Medialdea’s memo did not say why the flight diversion was necessary, but there had been reports about the lack of quarantine facilities in Cebu being one of the reasons.
Last May 12, the Civil Aeronautics Board (CAB) issued an advisory limiting the number of international arrivals in the MCIA.
At an online press conference, Garcia said hotels being used as quarantine facilities in Cebu are nearing full capacity.
In response to this, among the measures that were taken was to close Terminal 2 of the MCIA from May 14 to 15.
Cebu has 2,500 hotel rooms designated as quarantine facilities for OFWs and returning Filipinos, who are only transiting in the province. According to MCIA data, at least 37 hotels are being used for Filipinos, who are not OFWs, as of May 19.
In Metro Manila, at least 300 facilities had been given stamps of approval by the DOH’s Bureau of Quarantine.
At least 396 hotel rooms had been classified as suitable for quarantine in the Philippine capital.
But recently, Loreche said there were enough isolation rooms in Cebu for arriving passengers.
She said some passengers, who are just in transit, had been released. OWWA, she added, is coordinating with the Bureau of Quarantine.
Rooms are being vacated by the release of passengers who are just transiting through Cebu, Loreche said, so there would be no problem about quarantine facilities.
Garcia had also urged the CAB to lift the cap on arriving international passengers.
Data from the MCIA from January to April 2021 showed between 449 and 517 flights arrive at the airport every month.
Last February, the MCIA handled only 81 flights while last April, it handled more than 500.

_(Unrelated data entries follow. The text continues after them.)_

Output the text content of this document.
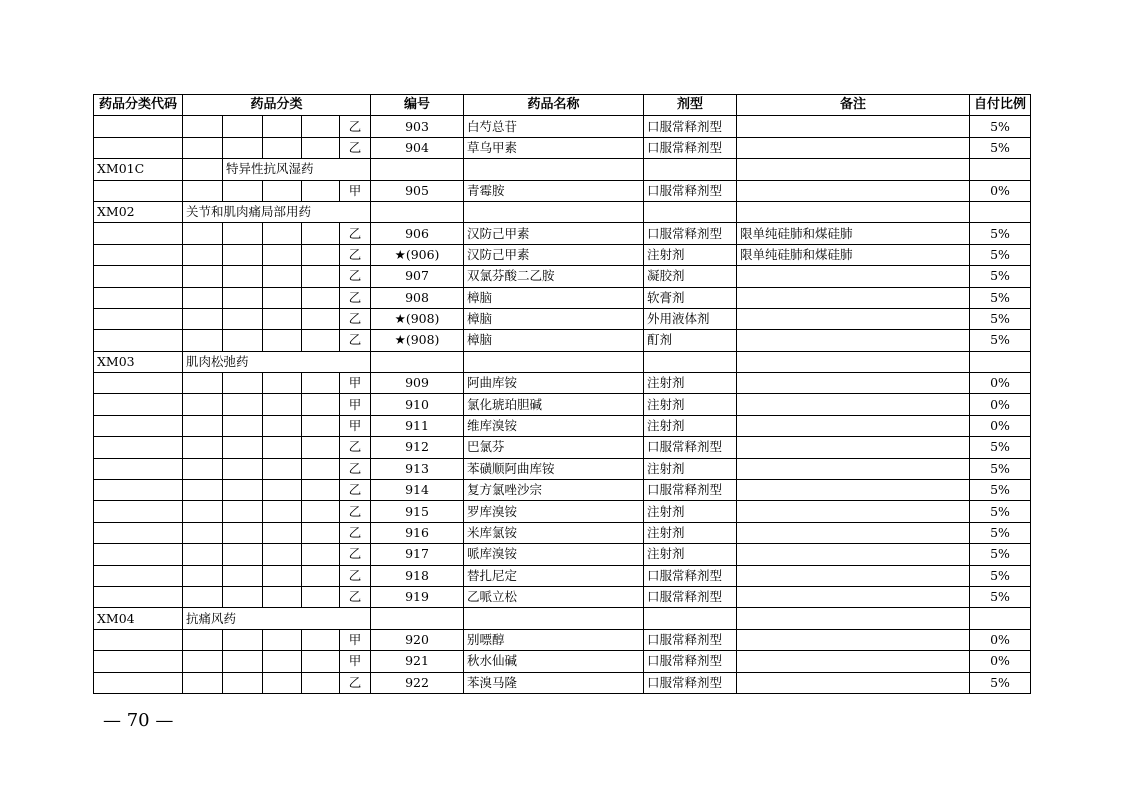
药品分类代码	药品分类					编号	药品名称	剂型	备注	自付比例
					乙	903	白芍总苷	口服常释剂型		5%
					乙	904	草乌甲素	口服常释剂型		5%
XM01C		特异性抗风湿药								
					甲	905	青霉胺	口服常释剂型		0%
XM02	关节和肌肉痛局部用药									
					乙	906	汉防己甲素	口服常释剂型	限单纯硅肺和煤硅肺	5%
					乙	★(906)	汉防己甲素	注射剂	限单纯硅肺和煤硅肺	5%
					乙	907	双氯芬酸二乙胺	凝胶剂		5%
					乙	908	樟脑	软膏剂		5%
					乙	★(908)	樟脑	外用液体剂		5%
					乙	★(908)	樟脑	酊剂		5%
XM03	肌肉松弛药									
					甲	909	阿曲库铵	注射剂		0%
					甲	910	氯化琥珀胆碱	注射剂		0%
					甲	911	维库溴铵	注射剂		0%
					乙	912	巴氯芬	口服常释剂型		5%
					乙	913	苯磺顺阿曲库铵	注射剂		5%
					乙	914	复方氯唑沙宗	口服常释剂型		5%
					乙	915	罗库溴铵	注射剂		5%
					乙	916	米库氯铵	注射剂		5%
					乙	917	哌库溴铵	注射剂		5%
					乙	918	替扎尼定	口服常释剂型		5%
					乙	919	乙哌立松	口服常释剂型		5%
XM04	抗痛风药									
					甲	920	别嘌醇	口服常释剂型		0%
					甲	921	秋水仙碱	口服常释剂型		0%
					乙	922	苯溴马隆	口服常释剂型		5%
— 70 —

The order to divert flights away from the MCIA was seen to affect from 81 to 500 flights.
The order would also make the arrival of 27,850 domestic and 6,494 international passengers more arduous.
It’s not clear if passengers of diverted flights would incur additional costs but according to IATF rules, land transfers of returning Filipinos in Metro Manila would be free.
OFWs and returning residents, who had been cleared during tests, would be allowed to proceed to their final destinations through flights and buses chartered by OWWA.
Garcia said last week she had been informed about a legal action against her over her supposed refusal to heed the whole-of-nation approach in testing returning Filipinos.
Garcia quoted Marinduque Gov. Presbitero Jose Velasco Jr., League of Provinces of the Philippines president, as saying presidential spokesperson Harry Roque and Justice Secretary Menardo Guevarra would press charges against her.
She also made public another message from Velasco about Local Government Secretary Eduardo Ano being adamant that Cebu province heed IATF Resolution No. 114 on standards and processes of allowing entry to returning Filipinos.
“They are worried about transmission of variants,” read a text from Velasco revealed by Garcia. “Sec Harry and Meynard Guevarra is (sic) considering legal action against you,” read the text.
Garcia, however, said she does not believe Roque would sue her. “I know Secretary Roque. He has a very sharp legal mind. I doubt, in fact, if he is planning to institute legal actions,” she said.